A Japanese roboticist called Masahiro Mori helped to explain why this is. He plotted the empathy and warmth that people felt against the degree to which a robot looked like a human and discovered something interesting. Generally, the more human the robot looked, the more empathetic the response. But the curve included a deep dip when the sense of connection suddenly flipped to aversion. Miro called it the "uncanny valley", the point when the robot was human-like enough to trip the switches of fellow-feeling but was still robot-like enough to trigger subliminal alarms.

The truly interesting robot moments in movies take place in Uncanny Valley.

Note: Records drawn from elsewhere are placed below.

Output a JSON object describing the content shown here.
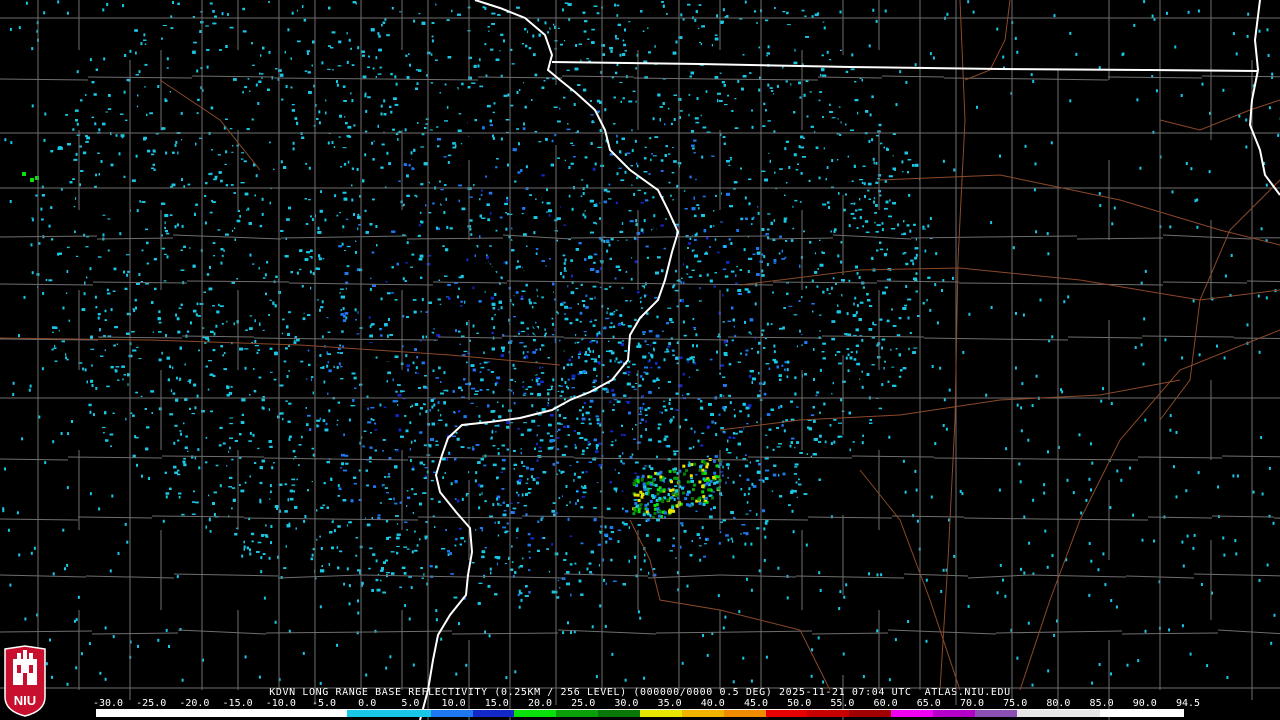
{
  "title": "KDVN LONG RANGE BASE REFLECTIVITY (0.25KM / 256 LEVEL) (000000/0000 0.5 DEG) 2025-11-21 07:04 UTC  ATLAS.NIU.EDU",
  "logo_text": "NIU",
  "scale": {
    "labels": [
      "-30.0",
      "-25.0",
      "-20.0",
      "-15.0",
      "-10.0",
      "-5.0",
      "0.0",
      "5.0",
      "10.0",
      "15.0",
      "20.0",
      "25.0",
      "30.0",
      "35.0",
      "40.0",
      "45.0",
      "50.0",
      "55.0",
      "60.0",
      "65.0",
      "70.0",
      "75.0",
      "80.0",
      "85.0",
      "90.0",
      "94.5"
    ],
    "colors": [
      "#ffffff",
      "#ffffff",
      "#ffffff",
      "#ffffff",
      "#ffffff",
      "#ffffff",
      "#19c8e6",
      "#19c8e6",
      "#1e78f0",
      "#1428c8",
      "#0ae10a",
      "#0aa00a",
      "#087808",
      "#e6e600",
      "#f0b400",
      "#f08c00",
      "#e60000",
      "#c80000",
      "#a00000",
      "#f000f0",
      "#b400c8",
      "#8c50b4",
      "#e6e6e6",
      "#e6e6e6",
      "#ffffff",
      "#ffffff"
    ]
  },
  "colors": {
    "background": "#000000",
    "county_lines": "#6e6e6e",
    "state_lines": "#ffffff",
    "highways": "#8b4a2a"
  }
}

Cute robots - C3PO and R2D2 or the mechanical chimp in Short Circuit - all live down-slope of that canyon, which is why our pleasure in them is essentially frivolous. They are cartoons.

But think of the one truly memorable scene in I, Robot: when a single set of eyes suddenly flickers with independent life as you track along a row of identical metal faces. That's deep in the shadows of Uncanny Valley - an object that is manifestly inanimate suddenly displays one of the most and fine-grained markers of consciousness.

And think too of the opening 50 minutes of AI. There's a scene between David, the child robot, and his mother/owner that is piercingly creepy about the distinctions between real and simulated feeling. In one sense, David doesn't inhabit Uncanny Valley at all - in terms of appearance, he's completely indistinguishable from a real little boy. But that's his address all the same, because he occupies that deeply unnerving transitional space between mere mechanism and us.

These moments and others like them aren't unsettling because they suggest that robots may one day displace humans (the basic plot of so much robot horror) but because they raise the awful possibility that we may just be a kind of robot ourselves. It isn't a sheer cliff that divides us from the bottom of Uncanny Valley - it's a slope, and we may be much farther down it than our vanity will allow us to admit.